Chutkan, an immigrant from Jamaica, worked as both a trial attorney in private practice and a public defender in Washington, D.C., before she was appointed to the bench by President Obama in 2014. (She was confirmed 95-0, including support from a pre-MAGAfied Sen. Graham.)
Throughout the course of [the J-6] trials, Chutkan has repeatedly voiced her disgust for the actions of rioters on Jan. 6. “Every single time that I see videotape or hear recordings of what happened that day, I am struck anew with both the horror of what was going on that day and how close we came— how close we came to not fulfilling one of the basic functions of our democracy, which is a peaceful transfer of power, which we lecture other governments all over the world on and we’re supposed to be an example of, and we were not that day,” Chutkan said during the trial of Christine Priola, a rioter who appeared smiling on the Senate floor on Jan. 6. (Chutkan sentenced Priola to 15 months in prison.)
Chutkan also criticized “those in high office in this country” who’ve claimed the rioters were just “visitors exercising their First Amendment rights.” The statement was an implicit rebuke of Republicans who have argued that rioters were merely “tourists” at the Capitol. But Trump and his attorneys have also relied on First Amendment arguments in defending him from lawsuits and criminal charges related to the insurrection, claiming that his efforts to incite the riot and disrupt the count of electoral votes were protected speech.
Lawyers with experience in her courtroom are quick to warn others not to underestimate Chutkan, who can be obliging on procedural matters and empathetic with defendants but firm when it comes to handing down sentences.
…In the Mar-a-Lago classified documents case, Trump and his attorneys have sought to slow the trial down as much as possible in hopes of pushing it back after the election and, in Trump’s belief, his victory in the presidential race. But others who’ve argued before Chutkan say the case might move quicker than some expect.
“Judge Chutkan is an extremely competent judge who is fair to both sides in my experience. She is not swayed by partisan interests, public clamor, of fear of criticism,” says Charles Haskell, an attorney who has represented Jan. 6 defendants in her courtroom. “I would expect the case to move quickly.”
…She frequently describes sentencing as “the hardest part of my job and the part I like the least.” “I see these cases and people on the outside who aren’t in the system see these cases and they are like, Oh, they are all traitors, lock them up. They are all drug dealers, lock them up. It’s not that simple. Everyone is complicated.”
Chutkan made those comments in February while sentencing Jeffrey Finley, a West Virginia member of the Proud Boys. And in that case, she demonstrated that, for her, contrition matters.
Chutkan sentenced Finley to 75 days in prison and allowed him to serve the sentence in West Virginia, “to be close to his home, his mother, and his community,” noting during the sentencing that he displayed “genuine remorse” for his actions.
Trump continues to insist the 2020 election was stolen and that he did nothing wrong. He has suggested he’ll pardon Jan. 6 rioters if he retakes the White House in 2024. And after the indictment came down on Tuesday, his campaign put out a statement comparing it to Nazi Germany.

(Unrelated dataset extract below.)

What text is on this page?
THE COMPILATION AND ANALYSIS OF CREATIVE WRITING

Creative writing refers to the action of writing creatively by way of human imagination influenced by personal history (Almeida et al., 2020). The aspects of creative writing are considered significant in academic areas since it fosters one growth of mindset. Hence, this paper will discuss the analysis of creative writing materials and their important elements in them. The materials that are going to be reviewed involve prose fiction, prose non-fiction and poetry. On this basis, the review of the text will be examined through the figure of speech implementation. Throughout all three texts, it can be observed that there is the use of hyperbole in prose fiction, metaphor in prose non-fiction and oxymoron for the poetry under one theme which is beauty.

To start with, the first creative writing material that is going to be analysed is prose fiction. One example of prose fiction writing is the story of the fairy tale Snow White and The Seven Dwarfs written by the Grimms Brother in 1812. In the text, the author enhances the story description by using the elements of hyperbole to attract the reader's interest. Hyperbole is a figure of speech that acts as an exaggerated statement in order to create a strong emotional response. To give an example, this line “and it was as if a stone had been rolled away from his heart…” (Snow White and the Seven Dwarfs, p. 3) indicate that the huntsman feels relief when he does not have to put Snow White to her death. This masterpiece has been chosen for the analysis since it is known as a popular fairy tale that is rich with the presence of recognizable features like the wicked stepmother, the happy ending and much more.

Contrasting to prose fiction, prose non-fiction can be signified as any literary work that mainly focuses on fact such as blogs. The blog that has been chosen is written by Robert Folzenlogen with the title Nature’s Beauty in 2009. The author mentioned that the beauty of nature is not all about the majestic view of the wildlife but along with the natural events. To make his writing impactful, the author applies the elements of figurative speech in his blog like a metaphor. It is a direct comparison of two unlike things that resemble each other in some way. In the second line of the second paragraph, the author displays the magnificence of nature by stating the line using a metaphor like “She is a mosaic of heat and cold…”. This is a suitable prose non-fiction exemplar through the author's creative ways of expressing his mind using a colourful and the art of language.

Trump wants a MAGA judge he appointed, like the crackpot in Florida who's already screwing up the classified documents case. And he wants to be tried in West Virginia, which happens to be the state that gave him the highest percentage of his votes, other than Wyoming in 2020. West Virginia was #1 in 2016.

1 Comment

Well TFG got Cannon in Florida, which Jack Smith has accepted so far, so Chutkan is the luck of the draw on this one. And the luck of the American people for sure. She will determine the trial date. She represents the law of the USA. She will hold democracy in her hands.